A suspeita diagnóstica, levantada durante o exame clínico, pode ser confirmada por radiografia
pulmonar, citologia esfoliativa e biópsia (MELHADO et al., 2002; PALMEIRO et al., 2005). Os cortes
histopatológicos, corados por PAS ou por prata metenamina de Grocott-Gomori, revelam múltiplos
brotamentos fúngicos ligados à célula-mãe, classicamente descritos como "orelhas de Mickey" ou
"leme de marinheiro" (NEVILLE et al., 2009). O diagnóstico também pode ser confirmado por cultura
dos micro-organismos, com a desvantagem do fungo crescer lentamente, e testes sorológicos
(BATISTA et al., 2011). Os testes sorológicos mais utilizados são imunodifusão dupla (ID),
contraimunoeletroforese (CIE), imunofluorêscencia indireta (IFI), ensaio imunoenzimático (ELISA) e
imunoblot (IB), com sensibilidade variando entre 85 a 100% de acordo com a metodologia empregada
(YASUDA et al., 2006; PEREIRA et al., 2012). A multiplicidade de técnicas para confirmação da
paracoccidioidomicose demonstra a dificuldade de seu diagnóstico. No caso relatado, a biópsia, que
costuma ser definitiva, apenas revelou um processo inflamatório inespecífico. A citologia esfoliativa e
a baciloscopia também não detectaram a a presença do fungo, tendo sido a última bastante
prejudicada pela dificuldade na coleta de escarro do paciente. A comprovação do diagnóstico foi
obtida apenas após teste sorológico (imunodifusão dupla) que detectou a presença de anti-P.
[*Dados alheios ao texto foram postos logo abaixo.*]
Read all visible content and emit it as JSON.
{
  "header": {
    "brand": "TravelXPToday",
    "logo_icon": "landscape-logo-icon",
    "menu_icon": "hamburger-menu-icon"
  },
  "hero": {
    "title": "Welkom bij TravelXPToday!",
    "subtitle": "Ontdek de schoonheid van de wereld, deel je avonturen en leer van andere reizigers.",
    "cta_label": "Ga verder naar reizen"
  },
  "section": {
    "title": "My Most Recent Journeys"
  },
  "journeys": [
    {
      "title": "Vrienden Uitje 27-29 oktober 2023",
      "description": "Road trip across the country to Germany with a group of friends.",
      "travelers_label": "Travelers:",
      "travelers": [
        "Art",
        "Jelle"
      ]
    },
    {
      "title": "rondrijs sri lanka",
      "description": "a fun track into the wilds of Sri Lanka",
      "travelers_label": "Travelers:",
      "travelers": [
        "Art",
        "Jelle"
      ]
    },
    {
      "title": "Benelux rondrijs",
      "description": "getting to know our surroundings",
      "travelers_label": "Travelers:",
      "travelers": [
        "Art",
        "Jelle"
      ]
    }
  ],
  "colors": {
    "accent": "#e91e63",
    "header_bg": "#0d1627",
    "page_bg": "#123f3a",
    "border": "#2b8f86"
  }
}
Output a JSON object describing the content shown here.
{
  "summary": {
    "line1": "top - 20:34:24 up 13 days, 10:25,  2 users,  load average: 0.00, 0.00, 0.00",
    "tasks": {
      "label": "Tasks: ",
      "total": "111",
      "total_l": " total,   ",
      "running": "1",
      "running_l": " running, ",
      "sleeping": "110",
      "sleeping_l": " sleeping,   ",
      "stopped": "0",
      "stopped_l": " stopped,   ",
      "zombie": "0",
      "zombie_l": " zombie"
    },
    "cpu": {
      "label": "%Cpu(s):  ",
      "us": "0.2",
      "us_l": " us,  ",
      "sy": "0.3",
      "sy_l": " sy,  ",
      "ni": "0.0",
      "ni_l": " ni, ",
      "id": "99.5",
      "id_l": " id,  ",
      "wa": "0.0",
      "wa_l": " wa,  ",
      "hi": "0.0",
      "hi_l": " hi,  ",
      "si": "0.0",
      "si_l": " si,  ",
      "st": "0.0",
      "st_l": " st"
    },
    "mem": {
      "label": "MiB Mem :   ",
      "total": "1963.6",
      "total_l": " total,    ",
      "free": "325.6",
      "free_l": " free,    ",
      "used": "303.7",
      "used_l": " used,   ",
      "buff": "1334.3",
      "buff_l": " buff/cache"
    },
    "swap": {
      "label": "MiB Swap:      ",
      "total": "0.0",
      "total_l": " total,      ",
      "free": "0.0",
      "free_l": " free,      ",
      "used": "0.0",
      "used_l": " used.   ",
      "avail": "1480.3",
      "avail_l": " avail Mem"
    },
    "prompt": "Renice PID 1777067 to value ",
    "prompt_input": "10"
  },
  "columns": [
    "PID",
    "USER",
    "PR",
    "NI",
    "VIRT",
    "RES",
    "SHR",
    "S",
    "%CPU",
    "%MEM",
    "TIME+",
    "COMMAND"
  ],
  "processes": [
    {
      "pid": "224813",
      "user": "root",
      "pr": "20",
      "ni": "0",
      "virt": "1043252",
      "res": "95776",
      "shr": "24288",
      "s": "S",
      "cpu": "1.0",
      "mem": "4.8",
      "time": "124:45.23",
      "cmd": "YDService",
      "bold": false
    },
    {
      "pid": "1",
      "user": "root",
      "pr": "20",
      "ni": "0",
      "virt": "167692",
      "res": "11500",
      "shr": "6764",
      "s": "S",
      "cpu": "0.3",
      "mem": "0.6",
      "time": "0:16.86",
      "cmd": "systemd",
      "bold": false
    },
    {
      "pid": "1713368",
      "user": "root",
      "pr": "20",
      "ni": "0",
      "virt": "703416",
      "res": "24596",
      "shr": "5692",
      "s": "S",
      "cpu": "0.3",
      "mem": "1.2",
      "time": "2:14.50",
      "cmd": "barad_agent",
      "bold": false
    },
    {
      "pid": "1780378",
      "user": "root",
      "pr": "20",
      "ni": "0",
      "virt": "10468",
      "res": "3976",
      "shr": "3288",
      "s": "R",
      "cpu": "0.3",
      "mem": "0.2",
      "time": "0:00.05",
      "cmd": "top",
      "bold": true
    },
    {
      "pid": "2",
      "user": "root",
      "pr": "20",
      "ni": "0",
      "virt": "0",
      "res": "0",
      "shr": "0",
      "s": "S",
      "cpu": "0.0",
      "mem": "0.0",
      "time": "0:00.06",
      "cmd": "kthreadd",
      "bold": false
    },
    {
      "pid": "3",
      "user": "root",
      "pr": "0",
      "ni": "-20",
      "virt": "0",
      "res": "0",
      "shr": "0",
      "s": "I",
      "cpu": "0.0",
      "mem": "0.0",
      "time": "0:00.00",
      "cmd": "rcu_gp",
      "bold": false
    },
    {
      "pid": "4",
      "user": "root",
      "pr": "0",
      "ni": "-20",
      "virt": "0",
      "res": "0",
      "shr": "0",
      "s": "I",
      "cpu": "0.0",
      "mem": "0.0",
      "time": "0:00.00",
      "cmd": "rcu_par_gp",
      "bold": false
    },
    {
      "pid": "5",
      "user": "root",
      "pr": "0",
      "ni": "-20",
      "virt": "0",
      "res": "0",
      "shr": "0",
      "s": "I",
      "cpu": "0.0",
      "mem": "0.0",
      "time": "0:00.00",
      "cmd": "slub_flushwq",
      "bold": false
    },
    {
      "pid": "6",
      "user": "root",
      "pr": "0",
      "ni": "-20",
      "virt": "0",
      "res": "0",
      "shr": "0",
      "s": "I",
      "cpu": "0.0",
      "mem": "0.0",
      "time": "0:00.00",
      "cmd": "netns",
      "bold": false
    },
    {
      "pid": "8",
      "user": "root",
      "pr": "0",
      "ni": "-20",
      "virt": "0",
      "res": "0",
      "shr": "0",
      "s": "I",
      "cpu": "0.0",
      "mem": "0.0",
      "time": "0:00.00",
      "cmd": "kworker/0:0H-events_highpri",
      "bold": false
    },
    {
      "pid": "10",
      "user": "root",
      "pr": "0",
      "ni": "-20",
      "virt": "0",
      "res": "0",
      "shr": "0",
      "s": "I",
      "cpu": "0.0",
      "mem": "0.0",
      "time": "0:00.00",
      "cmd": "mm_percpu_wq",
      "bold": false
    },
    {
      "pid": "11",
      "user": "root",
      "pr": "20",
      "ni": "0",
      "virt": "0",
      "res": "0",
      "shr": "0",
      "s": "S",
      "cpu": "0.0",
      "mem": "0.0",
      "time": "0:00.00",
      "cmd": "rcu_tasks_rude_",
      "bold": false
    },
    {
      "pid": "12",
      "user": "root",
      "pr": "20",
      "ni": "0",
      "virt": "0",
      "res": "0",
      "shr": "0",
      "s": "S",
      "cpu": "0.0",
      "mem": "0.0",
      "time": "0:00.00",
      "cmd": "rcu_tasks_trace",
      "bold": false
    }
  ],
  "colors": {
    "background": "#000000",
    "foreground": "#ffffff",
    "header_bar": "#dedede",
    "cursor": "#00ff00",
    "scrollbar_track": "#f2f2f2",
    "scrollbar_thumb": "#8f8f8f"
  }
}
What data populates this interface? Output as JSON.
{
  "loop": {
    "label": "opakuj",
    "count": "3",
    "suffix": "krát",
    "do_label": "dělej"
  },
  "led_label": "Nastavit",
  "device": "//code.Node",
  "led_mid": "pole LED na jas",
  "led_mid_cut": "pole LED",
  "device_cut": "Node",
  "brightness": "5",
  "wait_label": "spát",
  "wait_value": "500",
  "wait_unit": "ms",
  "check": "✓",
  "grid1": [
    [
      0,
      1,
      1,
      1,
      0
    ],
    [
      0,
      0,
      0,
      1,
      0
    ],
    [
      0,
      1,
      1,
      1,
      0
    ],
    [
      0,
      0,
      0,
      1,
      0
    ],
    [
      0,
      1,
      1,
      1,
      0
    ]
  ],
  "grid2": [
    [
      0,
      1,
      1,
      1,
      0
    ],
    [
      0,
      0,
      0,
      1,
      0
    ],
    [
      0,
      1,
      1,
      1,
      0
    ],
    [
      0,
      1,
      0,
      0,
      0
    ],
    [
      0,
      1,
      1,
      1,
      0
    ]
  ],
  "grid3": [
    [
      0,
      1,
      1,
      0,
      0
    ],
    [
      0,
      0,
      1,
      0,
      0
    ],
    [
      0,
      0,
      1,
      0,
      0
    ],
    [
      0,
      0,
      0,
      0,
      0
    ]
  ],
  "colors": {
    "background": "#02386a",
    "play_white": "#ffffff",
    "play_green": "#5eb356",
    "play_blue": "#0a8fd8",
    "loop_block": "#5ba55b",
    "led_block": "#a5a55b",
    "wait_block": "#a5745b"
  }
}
brasiliensis nas amostras.
A paracoccidioidomicose faz diagnóstico diferencial com carcinoma, tuberculose, lúpus
eritematoso, histoplasmose, coccidiodomicose, sarcoidose, sífilis, granulomatose de Wegener,
granuloma inguinal, actinomicose e leishmaniose (MELHADO et al., 2002). Hanseníase e tuberculose
foram hipóteses levantadas durante o processo diagnóstico pelo aspecto ulcerado da lesão.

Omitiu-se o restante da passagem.